Dating Here
- beyondbordersstory
- Apr 1
- 2 min read

I didn’t expect dating in Toronto to feel this complicated. Not because there aren’t people. There are plenty, and the apps make that obvious. You can match with someone new every day if you want to. That part is easy.
What isn’t easy is what happens after.
Conversations start well enough. Sometimes they even feel promising. You talk, you laugh, you think maybe this one might be different. But then something shifts. Replies slow down, plans don’t materialise, or things just fade without explanation.
At first, I took it personally. I started to question myself, wondering if I was saying too much or not enough, if I was coming across the wrong way. It’s hard not to internalise it when it keeps happening.
But after a while, I realised it wasn’t just me.
There’s a kind of restlessness here. Everyone is busy, building something, trying to figure out their place. Dating feels like something people fit in between everything else, not something they fully show up for.
And then there are the quieter things you begin to notice.
The questions people don’t ask directly but you can feel in the conversation. Where you’re from, how long you’ve been here, what that might mean. Sometimes it feels like you’re being understood and not understood at the same time.

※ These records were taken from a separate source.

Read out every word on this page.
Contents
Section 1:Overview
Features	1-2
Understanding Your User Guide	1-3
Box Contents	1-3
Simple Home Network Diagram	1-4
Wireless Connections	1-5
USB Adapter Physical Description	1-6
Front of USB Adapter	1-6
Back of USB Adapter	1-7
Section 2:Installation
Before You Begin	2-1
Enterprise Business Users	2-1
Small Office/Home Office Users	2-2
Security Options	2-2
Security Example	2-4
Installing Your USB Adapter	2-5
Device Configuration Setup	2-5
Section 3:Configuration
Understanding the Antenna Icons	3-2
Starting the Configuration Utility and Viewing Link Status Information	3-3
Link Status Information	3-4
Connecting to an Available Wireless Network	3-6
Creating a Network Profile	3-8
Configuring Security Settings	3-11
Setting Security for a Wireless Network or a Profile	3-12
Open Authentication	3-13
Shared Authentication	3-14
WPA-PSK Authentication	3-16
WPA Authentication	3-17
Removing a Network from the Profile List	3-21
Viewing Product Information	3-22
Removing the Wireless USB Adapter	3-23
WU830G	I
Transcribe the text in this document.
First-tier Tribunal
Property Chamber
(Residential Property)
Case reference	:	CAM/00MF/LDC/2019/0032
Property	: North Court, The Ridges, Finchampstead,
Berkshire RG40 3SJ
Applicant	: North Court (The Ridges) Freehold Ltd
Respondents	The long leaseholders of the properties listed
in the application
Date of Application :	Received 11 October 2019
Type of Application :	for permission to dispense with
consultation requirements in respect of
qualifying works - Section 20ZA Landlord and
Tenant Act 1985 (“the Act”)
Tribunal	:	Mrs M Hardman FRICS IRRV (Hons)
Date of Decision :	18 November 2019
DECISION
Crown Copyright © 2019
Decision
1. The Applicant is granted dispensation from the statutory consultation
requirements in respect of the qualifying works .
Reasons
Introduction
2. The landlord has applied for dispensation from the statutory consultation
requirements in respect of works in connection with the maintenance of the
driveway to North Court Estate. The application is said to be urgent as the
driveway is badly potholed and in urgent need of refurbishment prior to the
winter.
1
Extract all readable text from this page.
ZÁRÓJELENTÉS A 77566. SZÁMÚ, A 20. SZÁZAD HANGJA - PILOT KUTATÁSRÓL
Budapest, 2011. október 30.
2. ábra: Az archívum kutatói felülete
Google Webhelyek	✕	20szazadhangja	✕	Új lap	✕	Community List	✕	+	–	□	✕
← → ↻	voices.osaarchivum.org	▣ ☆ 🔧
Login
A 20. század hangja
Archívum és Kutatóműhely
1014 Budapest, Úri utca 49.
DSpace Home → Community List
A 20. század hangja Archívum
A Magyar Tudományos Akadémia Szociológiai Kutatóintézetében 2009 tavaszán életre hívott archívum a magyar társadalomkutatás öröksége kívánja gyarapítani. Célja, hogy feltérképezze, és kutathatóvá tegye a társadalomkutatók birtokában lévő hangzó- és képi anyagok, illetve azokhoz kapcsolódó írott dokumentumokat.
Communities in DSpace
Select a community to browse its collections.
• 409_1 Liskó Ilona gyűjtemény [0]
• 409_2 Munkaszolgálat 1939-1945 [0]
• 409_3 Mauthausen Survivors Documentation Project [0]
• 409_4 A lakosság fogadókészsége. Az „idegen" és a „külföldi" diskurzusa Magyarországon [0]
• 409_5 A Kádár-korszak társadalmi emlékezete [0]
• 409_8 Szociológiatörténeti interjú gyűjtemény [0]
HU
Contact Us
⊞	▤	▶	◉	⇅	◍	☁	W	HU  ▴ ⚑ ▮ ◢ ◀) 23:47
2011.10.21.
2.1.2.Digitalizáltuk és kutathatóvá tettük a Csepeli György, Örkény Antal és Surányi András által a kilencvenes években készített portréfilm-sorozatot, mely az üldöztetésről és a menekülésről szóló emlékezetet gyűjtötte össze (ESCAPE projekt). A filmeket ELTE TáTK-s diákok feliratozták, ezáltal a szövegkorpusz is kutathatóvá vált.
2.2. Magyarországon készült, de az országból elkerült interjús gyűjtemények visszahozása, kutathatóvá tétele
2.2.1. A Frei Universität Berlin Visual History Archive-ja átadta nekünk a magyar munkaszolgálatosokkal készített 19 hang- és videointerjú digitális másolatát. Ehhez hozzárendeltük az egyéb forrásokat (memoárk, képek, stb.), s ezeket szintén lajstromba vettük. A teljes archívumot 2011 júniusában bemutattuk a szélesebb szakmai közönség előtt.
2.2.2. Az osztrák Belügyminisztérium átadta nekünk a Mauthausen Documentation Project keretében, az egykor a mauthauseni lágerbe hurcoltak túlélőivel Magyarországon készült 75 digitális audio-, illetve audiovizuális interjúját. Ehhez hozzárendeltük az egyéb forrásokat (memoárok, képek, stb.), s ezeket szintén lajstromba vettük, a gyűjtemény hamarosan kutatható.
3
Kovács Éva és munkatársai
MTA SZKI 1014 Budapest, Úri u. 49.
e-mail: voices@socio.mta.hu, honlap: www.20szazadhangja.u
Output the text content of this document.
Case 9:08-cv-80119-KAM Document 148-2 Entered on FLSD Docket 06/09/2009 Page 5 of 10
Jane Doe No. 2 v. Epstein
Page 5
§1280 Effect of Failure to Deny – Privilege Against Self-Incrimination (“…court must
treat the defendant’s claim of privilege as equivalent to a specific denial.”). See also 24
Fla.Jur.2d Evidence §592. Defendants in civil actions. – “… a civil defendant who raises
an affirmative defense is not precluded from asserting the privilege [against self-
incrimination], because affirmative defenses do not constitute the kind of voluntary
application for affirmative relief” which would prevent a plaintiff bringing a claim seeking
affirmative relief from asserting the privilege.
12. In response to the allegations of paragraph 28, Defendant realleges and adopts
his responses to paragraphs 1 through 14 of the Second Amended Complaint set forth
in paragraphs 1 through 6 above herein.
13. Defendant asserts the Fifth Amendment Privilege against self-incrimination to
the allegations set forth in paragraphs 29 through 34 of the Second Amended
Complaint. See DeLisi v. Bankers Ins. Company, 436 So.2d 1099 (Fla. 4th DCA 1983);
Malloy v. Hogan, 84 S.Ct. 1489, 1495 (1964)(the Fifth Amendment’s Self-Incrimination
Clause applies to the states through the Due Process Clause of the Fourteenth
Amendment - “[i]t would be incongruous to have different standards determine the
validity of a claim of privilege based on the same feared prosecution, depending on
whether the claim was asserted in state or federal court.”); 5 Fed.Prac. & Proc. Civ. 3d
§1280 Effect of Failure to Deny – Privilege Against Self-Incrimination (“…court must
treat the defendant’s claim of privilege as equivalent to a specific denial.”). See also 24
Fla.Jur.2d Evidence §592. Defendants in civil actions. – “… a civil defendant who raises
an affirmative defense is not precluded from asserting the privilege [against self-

There are still good moments. Conversations that flow easily, laughter that doesn’t feel forced. For a while, it feels simple, like it should.
But it doesn’t always last.
I’ve come to realise that what makes it hard isn’t the lack of options. It’s the lack of depth. The sense that everything is a little temporary, even when it starts well.
So I’ve slowed down.
Not because I’ve given up, but because I’m trying to be more intentional. To pay attention to how things feel, not just how they look.
It’s not straightforward, but I think that’s part of it. Figuring out where you fit, and who is willing to meet you there.